11  Analytical Methods in Sport Data Analytics

11.1 Introduction

As we’ve discussed in class, analytical methods in sport data analytics have evolved significantly over the past three decades, both in professional sporting context and within academic research .

Currently, key concepts (e.g., expected value of game states, win probability, and team strength) are applied across multiple sports using the statistical methodologies, computational tools, and diverse data sources we have and will encounter within the MSc SDA to generate actionable insights.

In football, for example, traditional notational analysis, which focuses on video-based event summaries, is being enhanced by technological advancements that allow dynamic analysis of complex variables (Robberechts et al, 2021). Machine learning, a newer tool in data analytics (and which we’ll cover in Semester 2), shows potential in identifying key performance indicators through the analysis of positional data, although its application has largely focused on predictive models rather than tactical improvements.

The increasing role of machine learning and advanced statistical tools suggests a shift toward more sophisticated, context-driven analysis that can enhance both theoretical understanding and practical performance in sport.

References

11.2 Guided Reading

Both papers for this week are available for reading and download via the module reading list, which can be accessed via myplace.

  • Baumer, B.S., Matthews, G.J. & Nguyen, Q. (2023) Big ideas in sports analytics and statistical tools for their investigation. Wiley interdisciplinary reviews. Computational statistics. doi:10.1002/wics.1612.

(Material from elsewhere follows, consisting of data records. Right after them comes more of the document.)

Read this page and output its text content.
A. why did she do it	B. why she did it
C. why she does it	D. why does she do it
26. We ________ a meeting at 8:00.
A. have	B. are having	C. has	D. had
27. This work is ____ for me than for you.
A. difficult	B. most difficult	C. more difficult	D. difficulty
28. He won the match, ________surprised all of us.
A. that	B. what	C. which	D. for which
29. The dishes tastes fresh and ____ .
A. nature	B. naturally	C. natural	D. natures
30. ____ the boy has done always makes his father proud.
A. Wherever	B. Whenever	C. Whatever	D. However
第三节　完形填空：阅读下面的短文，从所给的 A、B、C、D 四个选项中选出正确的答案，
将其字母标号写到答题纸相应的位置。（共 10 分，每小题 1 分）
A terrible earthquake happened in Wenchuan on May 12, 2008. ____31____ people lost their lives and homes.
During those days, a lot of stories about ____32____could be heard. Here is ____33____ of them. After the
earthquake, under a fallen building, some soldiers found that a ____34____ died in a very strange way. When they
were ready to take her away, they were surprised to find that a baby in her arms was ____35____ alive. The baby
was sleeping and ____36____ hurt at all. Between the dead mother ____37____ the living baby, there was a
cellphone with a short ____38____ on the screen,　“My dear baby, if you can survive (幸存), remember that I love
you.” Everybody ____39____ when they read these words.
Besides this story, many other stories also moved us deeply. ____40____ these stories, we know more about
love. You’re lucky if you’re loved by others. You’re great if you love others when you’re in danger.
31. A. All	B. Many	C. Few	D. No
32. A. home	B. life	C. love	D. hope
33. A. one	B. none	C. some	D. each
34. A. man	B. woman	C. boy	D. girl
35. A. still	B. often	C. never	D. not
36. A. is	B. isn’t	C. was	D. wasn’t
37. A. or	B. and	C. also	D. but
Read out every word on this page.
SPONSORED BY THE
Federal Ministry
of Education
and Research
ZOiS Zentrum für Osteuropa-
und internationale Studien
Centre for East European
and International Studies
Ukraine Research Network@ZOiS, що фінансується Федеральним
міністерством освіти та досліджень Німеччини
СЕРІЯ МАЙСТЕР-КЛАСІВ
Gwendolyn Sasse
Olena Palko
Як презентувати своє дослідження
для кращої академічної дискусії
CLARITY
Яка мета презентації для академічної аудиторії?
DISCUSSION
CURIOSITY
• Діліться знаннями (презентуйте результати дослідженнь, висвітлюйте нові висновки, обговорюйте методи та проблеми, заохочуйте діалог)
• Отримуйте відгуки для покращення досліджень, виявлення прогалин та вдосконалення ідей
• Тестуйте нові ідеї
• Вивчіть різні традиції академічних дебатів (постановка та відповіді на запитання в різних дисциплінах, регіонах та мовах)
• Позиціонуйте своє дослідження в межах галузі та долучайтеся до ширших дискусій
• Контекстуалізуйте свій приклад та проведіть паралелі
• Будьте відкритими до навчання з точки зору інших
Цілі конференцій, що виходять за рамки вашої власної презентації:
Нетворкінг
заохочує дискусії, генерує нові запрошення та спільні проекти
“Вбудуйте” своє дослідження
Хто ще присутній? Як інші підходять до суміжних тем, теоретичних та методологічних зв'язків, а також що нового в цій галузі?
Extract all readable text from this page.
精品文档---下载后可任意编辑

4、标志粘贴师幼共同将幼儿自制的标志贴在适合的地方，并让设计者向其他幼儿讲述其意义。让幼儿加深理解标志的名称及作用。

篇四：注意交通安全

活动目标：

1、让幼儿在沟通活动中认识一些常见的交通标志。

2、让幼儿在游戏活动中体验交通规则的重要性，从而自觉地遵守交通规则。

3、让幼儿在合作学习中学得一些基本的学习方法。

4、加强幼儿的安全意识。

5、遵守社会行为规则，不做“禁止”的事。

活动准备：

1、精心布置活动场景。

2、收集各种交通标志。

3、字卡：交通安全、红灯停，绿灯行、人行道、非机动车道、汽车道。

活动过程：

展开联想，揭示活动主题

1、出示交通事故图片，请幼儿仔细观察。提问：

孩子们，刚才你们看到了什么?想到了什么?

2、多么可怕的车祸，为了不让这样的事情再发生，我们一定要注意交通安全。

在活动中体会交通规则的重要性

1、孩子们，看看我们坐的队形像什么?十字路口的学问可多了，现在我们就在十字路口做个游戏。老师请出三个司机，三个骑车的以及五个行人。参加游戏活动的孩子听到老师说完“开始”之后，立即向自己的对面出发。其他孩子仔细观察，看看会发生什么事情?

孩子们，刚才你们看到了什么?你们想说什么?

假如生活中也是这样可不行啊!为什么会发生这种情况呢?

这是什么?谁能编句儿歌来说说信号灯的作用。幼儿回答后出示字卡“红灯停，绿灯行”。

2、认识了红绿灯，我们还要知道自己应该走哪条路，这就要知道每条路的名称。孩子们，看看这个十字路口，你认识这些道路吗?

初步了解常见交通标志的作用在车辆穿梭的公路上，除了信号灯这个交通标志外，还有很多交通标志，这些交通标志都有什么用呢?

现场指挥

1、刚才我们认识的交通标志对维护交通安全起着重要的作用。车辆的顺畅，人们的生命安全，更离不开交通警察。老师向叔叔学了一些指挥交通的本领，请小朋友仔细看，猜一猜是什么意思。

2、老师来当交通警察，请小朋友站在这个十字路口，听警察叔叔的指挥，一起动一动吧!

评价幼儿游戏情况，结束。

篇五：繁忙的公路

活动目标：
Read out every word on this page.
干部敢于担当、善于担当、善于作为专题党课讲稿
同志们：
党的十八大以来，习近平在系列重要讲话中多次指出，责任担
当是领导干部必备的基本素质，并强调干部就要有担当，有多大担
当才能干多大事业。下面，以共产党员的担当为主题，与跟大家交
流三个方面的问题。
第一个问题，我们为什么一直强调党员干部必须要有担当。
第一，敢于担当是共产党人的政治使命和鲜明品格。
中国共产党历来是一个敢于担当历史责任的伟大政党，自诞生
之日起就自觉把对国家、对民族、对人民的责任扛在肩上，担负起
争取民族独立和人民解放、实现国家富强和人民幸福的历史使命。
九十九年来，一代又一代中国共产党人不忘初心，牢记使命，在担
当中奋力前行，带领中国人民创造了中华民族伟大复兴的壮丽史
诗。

  • Herold, M., Goes, F., Nopp, S., Bauer, P., Thompson, C. & Meyer, T. (2019) Machine learning in men’s professional football: Current applications and future directions for improving attacking play. International Journal of Sports Science & Coaching. 14 (6), 798–817. doi:10.1177/1747954119879350.

Key Observations

A number of key themes can be identified in our reading this week:

  • The expansion of sport analytics

    • Sport analytics has grown significantly over the past 30 years, impacting both the professional sports industry and academia.

    • This growth is seen across multiple sports, highlighting common analytical concepts such as expected value of a game state, win probability, team strength, and sports betting market data.

  • Analytical approaches and tools

    • Different sports share similar foundational concepts but differ in their analytical approaches.

    • Contemporary analysis involves statistical methods, computational tools, and diverse data sources, enabling the generation of actionable insights that can improve team and game performance.

  • Focus on football

    • Football analysis has traditionally relied on notational analysis to study the sport, focusing on video footage to assess attacking play and match outcomes.

    • Recent technological advancements allow for the analysis of complex, dynamic variables, incorporating contextual parameters for a more in-depth evaluation of team performance.

  • The role of machine learning in football

    • Machine learning, though relatively new in football, shows potential in identifying performance metrics through algorithmic analysis of positional data.

    • Despite its promise, machine learning research in football has primarily centered around predictive modeling rather than improving tactical understanding and performance.

    • Future directions for machine learning in football focus on overcoming current challenges to offer deeper tactical insights.

  • Interdisciplinary relevance

    • Both papers emphasise the intersection of data science and sport, with a focus on using advanced statistical and computational methods to derive insights from complex datasets.

    • The growing role of machine learning highlights a shift toward more sophisticated, context-driven analysis that could enhance both theoretical understanding and practical application in various sports.

11.3 Questions for Reflection

  • How could the integration of machine learning in sport data analytics move beyond predictive modeling to provide deeper insights into tactical strategies and player performance across different sports?

  • What, for you, are the potential limitations or challenges in applying the expected value of game states, win probability, and team strength across different sporting disciplines, given the idiosyncrasies of different sports?

  • In what ways could advanced analytical methods, such as dynamic contextual analysis in football, reshape traditional approaches like notational analysis to provide a more comprehensive understanding of game performance?